Melalui PPSI ini dibuat satuan pelajaran yang berupa rencana pelajaran setiap
satuan bahasan.
Ciri-ciri
kurikulum 1975:
- Berorientasi pada tujuan
- Menganut pendekatan integrative dalam arti bahwa setiap pelajaran memiliki arti dan peranan yang menunjang kepada tercapainya tujuan-tujuan yang lebih integratif.
- Menekankan kepada efisiensi dan efektivitas dalam hal daya dan waktu.
- Menganut pendekatan sistem instruksional yang dikenal dengan Prosedur Pengembangan Sistem Instruksional (PPSI). Sistem yang senantiasa mengarah kepada tercapainya tujuan yang spesifik, dapat diukur dan dirumuskan dalam bentuk tingkah laku siswa.

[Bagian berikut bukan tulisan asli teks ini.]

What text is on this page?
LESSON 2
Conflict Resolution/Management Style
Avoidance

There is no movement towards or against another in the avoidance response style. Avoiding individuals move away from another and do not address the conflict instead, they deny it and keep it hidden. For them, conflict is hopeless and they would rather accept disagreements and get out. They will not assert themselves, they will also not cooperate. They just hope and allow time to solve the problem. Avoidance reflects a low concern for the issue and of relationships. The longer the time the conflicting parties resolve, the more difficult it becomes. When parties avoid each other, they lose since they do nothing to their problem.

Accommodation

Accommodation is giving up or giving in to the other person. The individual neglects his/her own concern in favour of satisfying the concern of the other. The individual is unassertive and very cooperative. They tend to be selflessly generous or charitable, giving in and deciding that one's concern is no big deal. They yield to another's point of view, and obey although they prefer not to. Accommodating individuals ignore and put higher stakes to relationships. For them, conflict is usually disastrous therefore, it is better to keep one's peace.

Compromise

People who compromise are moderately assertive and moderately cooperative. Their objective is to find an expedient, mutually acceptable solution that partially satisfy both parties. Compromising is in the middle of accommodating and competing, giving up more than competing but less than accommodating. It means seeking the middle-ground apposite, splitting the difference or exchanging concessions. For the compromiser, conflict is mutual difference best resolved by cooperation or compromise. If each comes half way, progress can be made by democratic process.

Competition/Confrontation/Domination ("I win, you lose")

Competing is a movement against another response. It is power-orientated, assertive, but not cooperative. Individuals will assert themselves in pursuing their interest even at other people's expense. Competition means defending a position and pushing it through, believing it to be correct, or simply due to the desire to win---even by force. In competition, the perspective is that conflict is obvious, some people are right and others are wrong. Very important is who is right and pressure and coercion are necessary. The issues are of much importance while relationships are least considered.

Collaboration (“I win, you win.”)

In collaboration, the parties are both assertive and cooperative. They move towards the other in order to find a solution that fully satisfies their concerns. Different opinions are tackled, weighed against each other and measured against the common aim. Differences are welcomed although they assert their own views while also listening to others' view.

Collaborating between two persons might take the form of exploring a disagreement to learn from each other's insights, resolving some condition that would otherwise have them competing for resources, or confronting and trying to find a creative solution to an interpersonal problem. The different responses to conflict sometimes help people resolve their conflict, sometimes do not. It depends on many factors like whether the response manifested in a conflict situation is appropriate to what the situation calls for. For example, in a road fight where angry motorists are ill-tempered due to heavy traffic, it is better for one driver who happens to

- Dipengaruhi psikologi tingkah laku dengan menekankan kepada stimulus respon (rangsang-jawab) dan latihan (drill).
4)
Kurikulum
1984
Kurikulum
1984 pada hakikatnya merupakan penyempurnaan dari kurikulum 1975. Asumsi yang
mendasari penyempurnaan kurikulum 1975 ini adalah bahwa kurikulum merupakan
wadah atau tempat proses belajar mengajar berlangsung yang secara dinamis,
perlu senantiasa dinilai dan dikembangkan secara terus menerus sesuai dengan
kondisi dan perkembangan masyarakat..
Kurikulum
1984 memiliki ciri-ciri sebagai berikut:
- Berorientasi kepada tujuan instruksional.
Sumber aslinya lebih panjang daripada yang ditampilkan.